Ratchet and Clank have been around for almost a decade now, but never before has multiplayer been an important element of the duo’s series. Ratchet & Clank: All 4 One will be the first to break this barrier, and is being headed by the extremely talented group over at Insomniac Games. Despite releasing later this year, little is known about the game other than the basics and premise, but thankfully E3 2011 allowed us to really see what the title is all about.
Two stages were available in the playable demo, but before we made that decision we had to pick our characters. Ratchet, Clank, Captain Qwark, and Doctor Nefarious are all available for play, and each is modelled wonderfully. More importantly, each of these characters have their own special ability. For example, Nefarious is able to become invisible and can then ambush an opposing enemy for massive critical damage. I was able to try two of the special abilities, and both of them were the most enjoyable in the arsenal of roughly a dozen different weapons, which means a lot considering the standard weapons are extremely varied and pleasuring to use.
All of the staples of the series have carried over to this co-op title, including bolts to collect, the artistic look, family-friendly humor, and more. While this isn’t going to be a particularly story-driven game, it does follow the events of the last release, and will satisfy die-hard fans.
As we progressed through the first stage, more co-operative based objectives began to appear. These range from using two players to unlock a door, to using the ability to have two or more players at different locations at the same time to complete puzzles and objectives. While these were a great fit, nothing was more enjoyable than utilizing both the vacuum and tether features during play. The vacuum is what you’d expect, and allow players to pick up one of their buddies and launch them a great distance. This is used for many different situations, and was critical for defeating the boss I encountered at the end of the first stage. Similarly, tethering does somewhat the opposite, and essentially allows players to zipline themselves to the closest friendly target on the fly. Both of these abilities are very fun to use, and together create some enjoyable group experiences.
Upon completing a stage, scores are tallied, and a victor is determined based on collectibles and performance. To help keep everyone happy, the game notes something that each player excelled at, whether it be kill total, or even most boxes demolished. As with the rest of the game, post-stage moments are very fun in a group setting.
Simply stated, the characters and universe are a leg up from the last release, A Crack in Time. Everything is beautifully rendered, and both levels available in the demo were completely different in design, something I hope and believe will carry over to the final game. It is unclear how many levels will be in the final release, but if there are a lot – and Insomniac Games is known for going the extra mile – then this is one co-op game that will last a good while.
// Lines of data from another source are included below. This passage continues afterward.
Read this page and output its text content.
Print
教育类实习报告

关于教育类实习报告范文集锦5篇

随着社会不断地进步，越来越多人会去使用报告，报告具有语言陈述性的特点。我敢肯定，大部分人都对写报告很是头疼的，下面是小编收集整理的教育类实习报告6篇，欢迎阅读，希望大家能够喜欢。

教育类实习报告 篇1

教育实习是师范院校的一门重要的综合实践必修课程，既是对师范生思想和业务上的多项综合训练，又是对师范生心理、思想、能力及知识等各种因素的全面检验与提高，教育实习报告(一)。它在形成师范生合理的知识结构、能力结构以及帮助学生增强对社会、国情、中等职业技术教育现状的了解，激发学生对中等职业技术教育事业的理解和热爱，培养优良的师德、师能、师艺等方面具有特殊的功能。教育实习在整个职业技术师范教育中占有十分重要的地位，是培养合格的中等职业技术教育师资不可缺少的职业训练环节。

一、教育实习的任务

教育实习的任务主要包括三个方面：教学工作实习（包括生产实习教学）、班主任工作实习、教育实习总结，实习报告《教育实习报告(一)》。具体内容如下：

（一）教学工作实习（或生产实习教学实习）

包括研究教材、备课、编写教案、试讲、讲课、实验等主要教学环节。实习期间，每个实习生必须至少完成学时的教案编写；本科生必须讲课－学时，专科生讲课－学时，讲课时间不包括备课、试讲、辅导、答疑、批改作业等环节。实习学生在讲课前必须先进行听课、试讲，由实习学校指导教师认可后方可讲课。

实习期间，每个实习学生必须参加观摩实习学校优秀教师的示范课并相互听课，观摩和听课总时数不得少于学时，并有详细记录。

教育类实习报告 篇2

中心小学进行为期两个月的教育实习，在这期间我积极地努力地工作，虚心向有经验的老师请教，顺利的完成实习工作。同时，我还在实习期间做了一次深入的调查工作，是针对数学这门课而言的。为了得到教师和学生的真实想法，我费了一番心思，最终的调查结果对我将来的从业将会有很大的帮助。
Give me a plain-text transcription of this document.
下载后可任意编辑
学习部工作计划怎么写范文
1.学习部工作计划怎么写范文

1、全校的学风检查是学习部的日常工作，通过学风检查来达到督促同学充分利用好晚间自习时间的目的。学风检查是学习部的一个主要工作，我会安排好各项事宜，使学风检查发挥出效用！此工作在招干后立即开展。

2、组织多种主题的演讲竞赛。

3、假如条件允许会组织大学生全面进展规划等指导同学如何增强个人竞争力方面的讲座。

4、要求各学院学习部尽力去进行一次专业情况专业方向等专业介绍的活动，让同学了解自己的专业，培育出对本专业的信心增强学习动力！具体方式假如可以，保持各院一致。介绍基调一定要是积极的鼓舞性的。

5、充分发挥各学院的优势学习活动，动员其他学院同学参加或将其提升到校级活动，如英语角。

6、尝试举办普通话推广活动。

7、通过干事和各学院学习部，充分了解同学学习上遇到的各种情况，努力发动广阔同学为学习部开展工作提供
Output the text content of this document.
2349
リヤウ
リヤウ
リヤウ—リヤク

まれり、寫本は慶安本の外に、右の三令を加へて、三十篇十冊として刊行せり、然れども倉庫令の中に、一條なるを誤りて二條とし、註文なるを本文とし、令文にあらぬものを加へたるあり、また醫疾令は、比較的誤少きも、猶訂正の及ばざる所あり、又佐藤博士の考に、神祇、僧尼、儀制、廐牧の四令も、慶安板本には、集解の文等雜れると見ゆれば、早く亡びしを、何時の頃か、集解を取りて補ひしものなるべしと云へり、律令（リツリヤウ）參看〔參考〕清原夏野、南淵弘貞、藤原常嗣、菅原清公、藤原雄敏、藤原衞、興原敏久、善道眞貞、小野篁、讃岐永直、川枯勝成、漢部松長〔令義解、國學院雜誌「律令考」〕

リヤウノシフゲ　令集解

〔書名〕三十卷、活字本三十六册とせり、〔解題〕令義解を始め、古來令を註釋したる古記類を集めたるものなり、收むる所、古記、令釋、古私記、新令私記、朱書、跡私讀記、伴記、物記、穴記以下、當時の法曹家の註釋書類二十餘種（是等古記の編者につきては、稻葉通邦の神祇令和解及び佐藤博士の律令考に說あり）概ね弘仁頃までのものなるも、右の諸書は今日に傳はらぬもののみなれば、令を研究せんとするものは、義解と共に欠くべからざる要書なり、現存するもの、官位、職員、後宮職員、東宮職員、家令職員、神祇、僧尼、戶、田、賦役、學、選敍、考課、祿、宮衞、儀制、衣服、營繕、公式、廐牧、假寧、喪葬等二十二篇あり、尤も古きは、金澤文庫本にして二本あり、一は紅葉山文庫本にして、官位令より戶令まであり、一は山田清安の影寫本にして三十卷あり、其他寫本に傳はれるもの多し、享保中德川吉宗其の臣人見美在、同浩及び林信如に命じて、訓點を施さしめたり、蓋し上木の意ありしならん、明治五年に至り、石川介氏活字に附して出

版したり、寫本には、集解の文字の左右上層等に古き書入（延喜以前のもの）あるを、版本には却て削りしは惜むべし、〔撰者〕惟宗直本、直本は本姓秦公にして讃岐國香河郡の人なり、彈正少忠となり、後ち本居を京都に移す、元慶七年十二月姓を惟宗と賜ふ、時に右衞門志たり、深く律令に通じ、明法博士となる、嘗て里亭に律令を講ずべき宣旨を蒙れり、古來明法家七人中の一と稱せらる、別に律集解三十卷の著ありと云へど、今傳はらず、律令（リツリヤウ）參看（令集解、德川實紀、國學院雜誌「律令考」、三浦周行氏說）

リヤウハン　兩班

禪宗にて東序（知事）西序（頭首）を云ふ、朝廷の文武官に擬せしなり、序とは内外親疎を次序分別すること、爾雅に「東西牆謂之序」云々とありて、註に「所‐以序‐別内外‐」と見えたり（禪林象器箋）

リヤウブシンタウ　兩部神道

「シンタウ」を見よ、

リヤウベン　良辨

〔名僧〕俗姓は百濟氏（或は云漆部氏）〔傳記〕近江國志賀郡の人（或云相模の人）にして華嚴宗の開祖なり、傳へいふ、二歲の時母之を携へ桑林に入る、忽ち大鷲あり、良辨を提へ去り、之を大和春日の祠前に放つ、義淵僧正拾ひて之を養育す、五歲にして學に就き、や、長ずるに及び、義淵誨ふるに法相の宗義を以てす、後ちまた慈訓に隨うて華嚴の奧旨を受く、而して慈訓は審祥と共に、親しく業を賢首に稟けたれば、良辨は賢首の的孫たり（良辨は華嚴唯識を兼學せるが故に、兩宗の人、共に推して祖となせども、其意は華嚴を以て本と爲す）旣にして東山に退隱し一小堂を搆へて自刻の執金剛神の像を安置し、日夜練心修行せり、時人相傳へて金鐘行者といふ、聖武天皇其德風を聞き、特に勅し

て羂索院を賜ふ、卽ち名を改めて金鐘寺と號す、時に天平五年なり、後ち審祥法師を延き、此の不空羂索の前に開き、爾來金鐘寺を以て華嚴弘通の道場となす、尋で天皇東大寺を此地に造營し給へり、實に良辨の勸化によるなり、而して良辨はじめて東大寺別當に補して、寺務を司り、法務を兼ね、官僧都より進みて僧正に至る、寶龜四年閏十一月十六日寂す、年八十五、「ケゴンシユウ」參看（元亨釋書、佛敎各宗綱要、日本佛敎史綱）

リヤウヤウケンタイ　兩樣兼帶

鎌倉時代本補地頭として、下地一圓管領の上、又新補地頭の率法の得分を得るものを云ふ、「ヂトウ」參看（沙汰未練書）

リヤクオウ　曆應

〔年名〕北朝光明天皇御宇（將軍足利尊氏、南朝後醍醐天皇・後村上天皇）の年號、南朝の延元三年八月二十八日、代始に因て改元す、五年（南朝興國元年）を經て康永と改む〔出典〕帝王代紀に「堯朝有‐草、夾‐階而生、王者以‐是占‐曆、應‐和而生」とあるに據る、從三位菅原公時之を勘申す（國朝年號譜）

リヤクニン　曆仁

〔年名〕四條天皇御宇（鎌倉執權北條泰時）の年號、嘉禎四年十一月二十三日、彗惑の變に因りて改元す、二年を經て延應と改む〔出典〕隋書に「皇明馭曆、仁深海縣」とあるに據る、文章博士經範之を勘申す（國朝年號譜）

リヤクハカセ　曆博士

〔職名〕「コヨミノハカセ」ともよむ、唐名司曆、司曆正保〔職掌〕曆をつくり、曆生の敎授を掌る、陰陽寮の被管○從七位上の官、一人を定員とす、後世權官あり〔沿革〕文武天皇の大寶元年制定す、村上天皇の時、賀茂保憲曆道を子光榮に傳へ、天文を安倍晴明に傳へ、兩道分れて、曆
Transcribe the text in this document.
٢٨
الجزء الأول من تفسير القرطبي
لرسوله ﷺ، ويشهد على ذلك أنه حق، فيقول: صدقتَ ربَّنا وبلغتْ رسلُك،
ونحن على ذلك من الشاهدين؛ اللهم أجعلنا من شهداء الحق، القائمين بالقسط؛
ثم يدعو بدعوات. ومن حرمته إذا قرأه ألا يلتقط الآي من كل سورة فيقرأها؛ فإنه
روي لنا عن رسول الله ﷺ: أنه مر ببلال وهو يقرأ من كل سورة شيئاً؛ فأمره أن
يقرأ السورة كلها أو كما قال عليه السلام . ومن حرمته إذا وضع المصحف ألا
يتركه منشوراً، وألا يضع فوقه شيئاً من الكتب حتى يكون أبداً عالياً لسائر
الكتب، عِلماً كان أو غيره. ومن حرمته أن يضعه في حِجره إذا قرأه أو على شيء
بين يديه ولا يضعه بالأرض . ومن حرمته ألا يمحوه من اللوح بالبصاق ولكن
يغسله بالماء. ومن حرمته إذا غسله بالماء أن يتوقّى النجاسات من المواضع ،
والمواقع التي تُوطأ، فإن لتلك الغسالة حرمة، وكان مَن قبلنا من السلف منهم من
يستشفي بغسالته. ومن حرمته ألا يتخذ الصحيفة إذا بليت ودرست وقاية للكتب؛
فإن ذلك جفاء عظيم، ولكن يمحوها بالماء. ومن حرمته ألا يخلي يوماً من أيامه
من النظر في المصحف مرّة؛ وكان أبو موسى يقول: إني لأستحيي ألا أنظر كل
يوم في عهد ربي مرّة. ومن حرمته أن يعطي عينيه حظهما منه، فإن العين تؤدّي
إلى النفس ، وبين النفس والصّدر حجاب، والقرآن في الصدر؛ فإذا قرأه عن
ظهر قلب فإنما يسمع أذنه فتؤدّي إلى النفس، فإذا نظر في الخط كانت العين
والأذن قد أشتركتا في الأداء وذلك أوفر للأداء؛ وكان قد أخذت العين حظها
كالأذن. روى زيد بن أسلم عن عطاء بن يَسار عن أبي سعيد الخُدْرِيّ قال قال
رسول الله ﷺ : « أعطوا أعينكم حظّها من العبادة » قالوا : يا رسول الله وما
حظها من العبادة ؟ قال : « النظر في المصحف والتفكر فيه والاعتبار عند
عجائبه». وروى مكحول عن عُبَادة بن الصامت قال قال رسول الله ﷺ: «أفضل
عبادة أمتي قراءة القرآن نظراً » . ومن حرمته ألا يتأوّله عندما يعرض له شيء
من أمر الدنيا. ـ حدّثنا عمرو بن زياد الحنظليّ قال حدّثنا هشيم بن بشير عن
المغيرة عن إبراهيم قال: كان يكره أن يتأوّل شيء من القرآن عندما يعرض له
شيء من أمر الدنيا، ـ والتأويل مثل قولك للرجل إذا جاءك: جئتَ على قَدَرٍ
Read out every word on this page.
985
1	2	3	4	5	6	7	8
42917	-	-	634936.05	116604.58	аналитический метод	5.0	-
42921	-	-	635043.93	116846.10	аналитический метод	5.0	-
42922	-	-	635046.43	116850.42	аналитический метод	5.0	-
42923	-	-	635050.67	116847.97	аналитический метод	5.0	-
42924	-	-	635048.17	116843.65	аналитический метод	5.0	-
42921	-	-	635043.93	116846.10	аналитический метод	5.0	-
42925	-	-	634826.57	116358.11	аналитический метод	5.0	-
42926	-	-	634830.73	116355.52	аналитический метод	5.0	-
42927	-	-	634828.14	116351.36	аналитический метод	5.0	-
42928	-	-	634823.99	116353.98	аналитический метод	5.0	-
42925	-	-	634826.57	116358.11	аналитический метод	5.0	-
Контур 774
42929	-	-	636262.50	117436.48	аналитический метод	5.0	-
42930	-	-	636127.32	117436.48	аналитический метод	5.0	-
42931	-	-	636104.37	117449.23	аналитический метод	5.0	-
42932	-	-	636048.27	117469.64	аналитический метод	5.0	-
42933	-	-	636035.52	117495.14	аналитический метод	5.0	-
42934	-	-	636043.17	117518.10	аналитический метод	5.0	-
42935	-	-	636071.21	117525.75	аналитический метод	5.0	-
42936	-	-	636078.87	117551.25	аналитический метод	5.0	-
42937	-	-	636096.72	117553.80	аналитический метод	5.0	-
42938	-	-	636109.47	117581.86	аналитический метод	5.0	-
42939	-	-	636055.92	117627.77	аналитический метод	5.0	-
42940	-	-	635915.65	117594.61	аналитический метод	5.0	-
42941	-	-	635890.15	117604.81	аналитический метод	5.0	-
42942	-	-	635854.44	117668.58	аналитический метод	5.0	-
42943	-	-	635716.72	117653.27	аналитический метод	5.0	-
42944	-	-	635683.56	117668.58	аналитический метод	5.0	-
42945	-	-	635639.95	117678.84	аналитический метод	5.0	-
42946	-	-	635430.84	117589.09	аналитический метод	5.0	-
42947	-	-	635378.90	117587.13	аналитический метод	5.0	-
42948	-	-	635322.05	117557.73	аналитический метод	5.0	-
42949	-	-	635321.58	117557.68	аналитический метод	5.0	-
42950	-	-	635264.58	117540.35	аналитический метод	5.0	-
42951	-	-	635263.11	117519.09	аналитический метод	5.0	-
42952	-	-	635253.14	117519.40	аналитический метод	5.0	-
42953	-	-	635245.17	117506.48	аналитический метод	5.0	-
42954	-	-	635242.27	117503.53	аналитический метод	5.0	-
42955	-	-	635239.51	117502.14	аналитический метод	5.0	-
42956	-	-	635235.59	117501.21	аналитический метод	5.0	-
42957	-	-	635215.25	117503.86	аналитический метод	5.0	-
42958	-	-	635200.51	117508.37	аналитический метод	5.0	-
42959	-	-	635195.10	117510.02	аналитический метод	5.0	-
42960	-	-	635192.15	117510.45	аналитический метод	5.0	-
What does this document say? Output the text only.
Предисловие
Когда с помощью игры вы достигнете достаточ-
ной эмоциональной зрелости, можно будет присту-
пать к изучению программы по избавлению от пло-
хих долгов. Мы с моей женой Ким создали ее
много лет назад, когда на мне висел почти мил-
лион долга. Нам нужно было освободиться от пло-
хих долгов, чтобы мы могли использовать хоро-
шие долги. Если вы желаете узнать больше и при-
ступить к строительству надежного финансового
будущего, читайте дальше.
I would also like to note that drop-in, drop-out is fully implemented in the game, and allows both local and online players to join based on your configuration. Also, if you don’t have someone to play with, don’t worry, because the AI will place itself in your game to make sure you can play even when your friends aren’t around. With that said, this is a game you will want to play with people you know, and it’s extremely charming, so its audience is pretty much everyone.
Ratchet & Clank: All 4 One releases mid-October exclusively for the PlayStation 3.